Yep, quite true. I’ve had people act “crazy” to me before, I tried hard to understand their behaviour but it was very difficult. Major emotional mood swings, taking things I’ve said way wrong and using their pain and experience from other people to colour the way I am to them, I guess it is triggering. One experience was a female friend who was a victim of abuse, we had a disagreement that every other friend I have wouldn’t have thought much of, even friends who’ve been abused, but she was triggered and I guess I reminded her of him. She would pay attention to only some of what I said, ignore the rest, and automatically I’d be thought of as the abuser.
It was heartbreaking to see and that friendship died, I couldn’t handle her extremely personal outbursts of anger such as saying hello when she wasn’t in the mood to talk yet was in the mood to talk 5 minutes before, it was like this switch would flick over and turn her from nice into a total bitch, to me the behaviour was pretty fucking crazy but on thinking about it the only thing I can guess as to why it happens is her mental health had suffered tremendously under the abuser’s reign, made her so volatile and sensitive that it was near impossible for me to have a normal conversation with her.
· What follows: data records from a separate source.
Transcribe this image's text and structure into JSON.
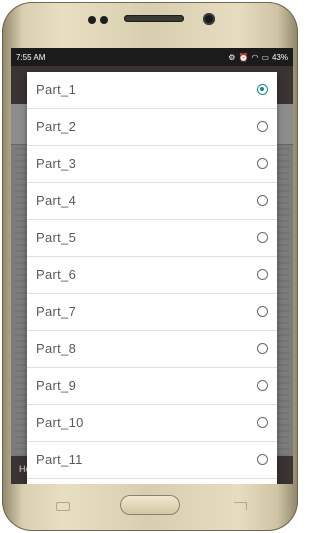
{
  "status_bar": {
    "time": "7:55 AM",
    "battery": "43%"
  },
  "background_app": {
    "footer_left": "Home"
  },
  "dialog": {
    "options": [
      {
        "label": "Part_1",
        "selected": true
      },
      {
        "label": "Part_2",
        "selected": false
      },
      {
        "label": "Part_3",
        "selected": false
      },
      {
        "label": "Part_4",
        "selected": false
      },
      {
        "label": "Part_5",
        "selected": false
      },
      {
        "label": "Part_6",
        "selected": false
      },
      {
        "label": "Part_7",
        "selected": false
      },
      {
        "label": "Part_8",
        "selected": false
      },
      {
        "label": "Part_9",
        "selected": false
      },
      {
        "label": "Part_10",
        "selected": false
      },
      {
        "label": "Part_11",
        "selected": false
      }
    ]
  },
  "colors": {
    "accent": "#1a8c82"
  }
}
It reminded me of myself years ago after going through a lot of bullying, I took everything to heart and very seriously, any criticism was like a stab in the heart and I’d lash out. To others that’d look crazy, and I don’t blame them, it’s not a normal behaviour (by normal I mean the average behaviour of most humans) but it probably is normal behaviour for those who have been through abuse. It can take a lot to understand why people act the way they do.